AI use case #2: Detecting configuration export behavior
The reported activity includes exporting device configurations. That’s a gift to defenders—if you’re watching for it.
AI-backed detection can:
- Flag rare administrative actions (config export, backup download, bulk policy export)
- Correlate the action to a suspicious login chain
- Alert with context: device name, admin account, source IP, destination, time sequence
This matters because it turns a generic alert into an actionable one.
AI use case #3: Automated “KEV-style” patch prioritization
CISA placing a vulnerability into a known exploited list is basically a signal flare: exploitability is not theoretical.
AI-driven vulnerability management can:
- Auto-tag assets exposed to Internet-facing management
- Prioritize patches based on exposure + exploit status + business criticality
- Recommend interim mitigations when patching is delayed
It’s the difference between “patch everything eventually” and “patch what attackers can hit today.”

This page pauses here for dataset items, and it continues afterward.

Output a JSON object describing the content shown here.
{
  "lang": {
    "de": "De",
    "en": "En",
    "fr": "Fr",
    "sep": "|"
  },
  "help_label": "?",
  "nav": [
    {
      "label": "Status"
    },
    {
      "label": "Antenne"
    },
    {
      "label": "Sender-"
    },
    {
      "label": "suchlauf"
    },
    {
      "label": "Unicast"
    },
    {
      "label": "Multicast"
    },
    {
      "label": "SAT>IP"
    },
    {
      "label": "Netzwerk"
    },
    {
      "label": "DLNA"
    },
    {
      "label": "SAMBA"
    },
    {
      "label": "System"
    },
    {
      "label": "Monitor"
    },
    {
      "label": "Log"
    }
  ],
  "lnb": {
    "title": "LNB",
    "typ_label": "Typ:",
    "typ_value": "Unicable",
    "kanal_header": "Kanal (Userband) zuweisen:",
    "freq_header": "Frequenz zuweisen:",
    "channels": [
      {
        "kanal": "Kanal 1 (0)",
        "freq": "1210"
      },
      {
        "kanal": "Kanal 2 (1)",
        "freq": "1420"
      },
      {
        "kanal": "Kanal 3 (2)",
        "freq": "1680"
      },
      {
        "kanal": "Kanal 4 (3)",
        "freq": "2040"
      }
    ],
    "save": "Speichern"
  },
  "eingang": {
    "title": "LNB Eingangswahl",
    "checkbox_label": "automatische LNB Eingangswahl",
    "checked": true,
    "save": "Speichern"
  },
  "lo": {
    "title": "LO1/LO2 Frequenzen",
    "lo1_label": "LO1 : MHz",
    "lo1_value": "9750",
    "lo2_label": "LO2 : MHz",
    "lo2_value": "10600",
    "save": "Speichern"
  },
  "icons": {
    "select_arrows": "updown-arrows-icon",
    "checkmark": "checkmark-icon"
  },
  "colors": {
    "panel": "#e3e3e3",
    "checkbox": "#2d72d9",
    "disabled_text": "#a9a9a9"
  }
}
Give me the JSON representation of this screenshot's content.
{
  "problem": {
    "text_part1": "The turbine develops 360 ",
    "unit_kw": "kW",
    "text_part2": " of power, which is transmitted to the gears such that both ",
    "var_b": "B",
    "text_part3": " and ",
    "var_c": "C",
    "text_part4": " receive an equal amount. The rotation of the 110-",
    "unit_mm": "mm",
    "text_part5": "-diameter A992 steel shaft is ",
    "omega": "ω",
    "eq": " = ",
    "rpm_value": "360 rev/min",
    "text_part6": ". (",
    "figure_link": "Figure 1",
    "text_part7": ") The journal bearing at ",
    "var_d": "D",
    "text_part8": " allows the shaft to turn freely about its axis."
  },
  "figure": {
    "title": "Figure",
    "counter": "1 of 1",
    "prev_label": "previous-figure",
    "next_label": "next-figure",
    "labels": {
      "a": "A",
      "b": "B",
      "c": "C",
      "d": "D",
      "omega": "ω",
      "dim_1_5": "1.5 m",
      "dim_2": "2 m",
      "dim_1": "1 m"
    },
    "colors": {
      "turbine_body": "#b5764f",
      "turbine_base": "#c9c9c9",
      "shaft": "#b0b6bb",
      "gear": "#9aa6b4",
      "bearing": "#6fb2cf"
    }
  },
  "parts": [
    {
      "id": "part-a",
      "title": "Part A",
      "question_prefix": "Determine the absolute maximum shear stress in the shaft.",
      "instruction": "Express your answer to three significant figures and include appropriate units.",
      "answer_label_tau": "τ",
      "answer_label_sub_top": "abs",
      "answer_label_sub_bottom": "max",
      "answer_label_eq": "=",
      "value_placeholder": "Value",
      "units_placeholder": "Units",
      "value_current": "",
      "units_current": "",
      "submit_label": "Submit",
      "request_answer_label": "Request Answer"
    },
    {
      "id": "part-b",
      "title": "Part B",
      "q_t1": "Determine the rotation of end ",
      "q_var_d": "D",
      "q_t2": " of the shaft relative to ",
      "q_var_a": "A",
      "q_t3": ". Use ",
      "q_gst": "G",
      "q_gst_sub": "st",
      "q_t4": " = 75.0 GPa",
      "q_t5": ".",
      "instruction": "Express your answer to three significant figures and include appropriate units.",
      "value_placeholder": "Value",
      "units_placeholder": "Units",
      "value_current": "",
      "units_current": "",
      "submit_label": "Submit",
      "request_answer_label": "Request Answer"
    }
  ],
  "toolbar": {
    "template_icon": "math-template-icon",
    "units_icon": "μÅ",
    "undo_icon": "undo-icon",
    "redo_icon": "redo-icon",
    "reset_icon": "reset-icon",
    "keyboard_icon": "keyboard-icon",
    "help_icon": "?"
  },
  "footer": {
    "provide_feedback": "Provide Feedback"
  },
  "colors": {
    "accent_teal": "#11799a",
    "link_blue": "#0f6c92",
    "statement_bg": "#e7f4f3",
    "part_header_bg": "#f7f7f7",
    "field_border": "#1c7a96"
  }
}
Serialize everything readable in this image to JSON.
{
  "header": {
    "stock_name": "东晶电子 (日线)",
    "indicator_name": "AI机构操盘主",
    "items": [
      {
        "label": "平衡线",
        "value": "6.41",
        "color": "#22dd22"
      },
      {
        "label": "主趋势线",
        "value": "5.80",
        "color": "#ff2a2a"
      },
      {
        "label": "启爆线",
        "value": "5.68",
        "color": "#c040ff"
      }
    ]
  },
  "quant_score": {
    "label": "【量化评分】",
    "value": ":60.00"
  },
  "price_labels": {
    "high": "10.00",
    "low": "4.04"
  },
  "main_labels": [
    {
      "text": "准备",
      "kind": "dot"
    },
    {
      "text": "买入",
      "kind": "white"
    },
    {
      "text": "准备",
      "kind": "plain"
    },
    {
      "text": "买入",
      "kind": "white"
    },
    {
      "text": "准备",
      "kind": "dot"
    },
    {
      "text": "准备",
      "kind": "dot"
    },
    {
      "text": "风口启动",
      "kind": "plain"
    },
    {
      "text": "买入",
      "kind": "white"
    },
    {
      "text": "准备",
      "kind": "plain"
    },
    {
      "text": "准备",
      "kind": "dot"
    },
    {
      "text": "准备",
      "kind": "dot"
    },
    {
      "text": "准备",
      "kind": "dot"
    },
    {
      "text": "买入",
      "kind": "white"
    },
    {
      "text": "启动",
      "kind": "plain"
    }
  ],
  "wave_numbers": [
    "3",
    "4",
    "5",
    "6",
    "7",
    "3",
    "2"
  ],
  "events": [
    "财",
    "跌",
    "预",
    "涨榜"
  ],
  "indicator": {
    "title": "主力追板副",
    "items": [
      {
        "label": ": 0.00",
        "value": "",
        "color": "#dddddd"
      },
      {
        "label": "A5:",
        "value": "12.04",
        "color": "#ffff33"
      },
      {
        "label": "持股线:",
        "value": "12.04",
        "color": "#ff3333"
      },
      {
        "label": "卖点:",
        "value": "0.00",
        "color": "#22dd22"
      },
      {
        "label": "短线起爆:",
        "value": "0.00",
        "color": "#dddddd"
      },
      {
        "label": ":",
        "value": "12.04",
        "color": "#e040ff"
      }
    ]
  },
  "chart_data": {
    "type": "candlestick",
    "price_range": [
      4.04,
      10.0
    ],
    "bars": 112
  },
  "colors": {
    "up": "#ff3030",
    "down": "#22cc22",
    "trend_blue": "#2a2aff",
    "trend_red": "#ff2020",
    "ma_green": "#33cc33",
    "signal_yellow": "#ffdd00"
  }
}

AI use case #4: Continuous validation (post-patch confidence)
Patching doesn’t prove you’re safe; it proves you changed code.
After patching, you still need to know whether the device was used as an access point. AI-assisted monitoring helps by continuously looking for compromise indicators like:
- New or unauthorized admin accounts
- Unexpected
jsconsolesessions - Unusual SSL VPN authentication events
- Policy changes outside approved change windows
The best teams treat this as continuous validation, not a one-time incident task.
A practical checklist for security leaders (what I’d ask for by end of day)
Answer first: The goal is to reduce exposure, validate compromise, and accelerate remediation—without waiting for perfect information.
If you’re a CISO, IT director, or security ops lead, here’s a concrete checklist you can assign immediately:
- Inventory Fortinet devices and versions (including remote sites and DR).
- Confirm FortiCloud SSO status and disable it where not required.
- Lock down management access to trusted IPs and remove broad Internet exposure.
- Hunt for:
- suspicious admin logins
- config export events
- new admin users
- unexplained policy/VPN changes
- Rotate credentials if suspicious activity is found (don’t debate it for days).
- Patch to fixed versions and verify success (don’t rely on “job completed”).
- Implement AI-backed monitoring for admin behavior and configuration actions on perimeter gear.
If you can’t do all seven today, do #2 and #3 first. They reduce blast radius fastest.
The bigger pattern in the “AI in Cybersecurity” series
Answer first: Perimeter-device exploits keep winning because they’re scalable for attackers and operationally hard for defenders; AI reduces that advantage by compressing detection and response time.
This Fortinet event fits an increasingly common pattern: disclosure, rapid exploitation, configuration theft, and follow-on access. It’s the same reason attackers love VPN gateways, firewalls, and identity plumbing—they’re high-impact and centrally positioned.
AI doesn’t replace patching discipline or good network design. It does something equally valuable: it buys time. It detects weak signals early, helps triage what matters, and automates the first moves that stop opportunistic exploitation.
If you’re thinking about where AI belongs in your security program in 2026, start here: Internet-facing identity and management paths. They’re where minutes matter and where automation pays for itself.
What would your team see—and how fast would it respond—if a compromised admin session exported your firewall config at 2:13 a.m. on a Friday night?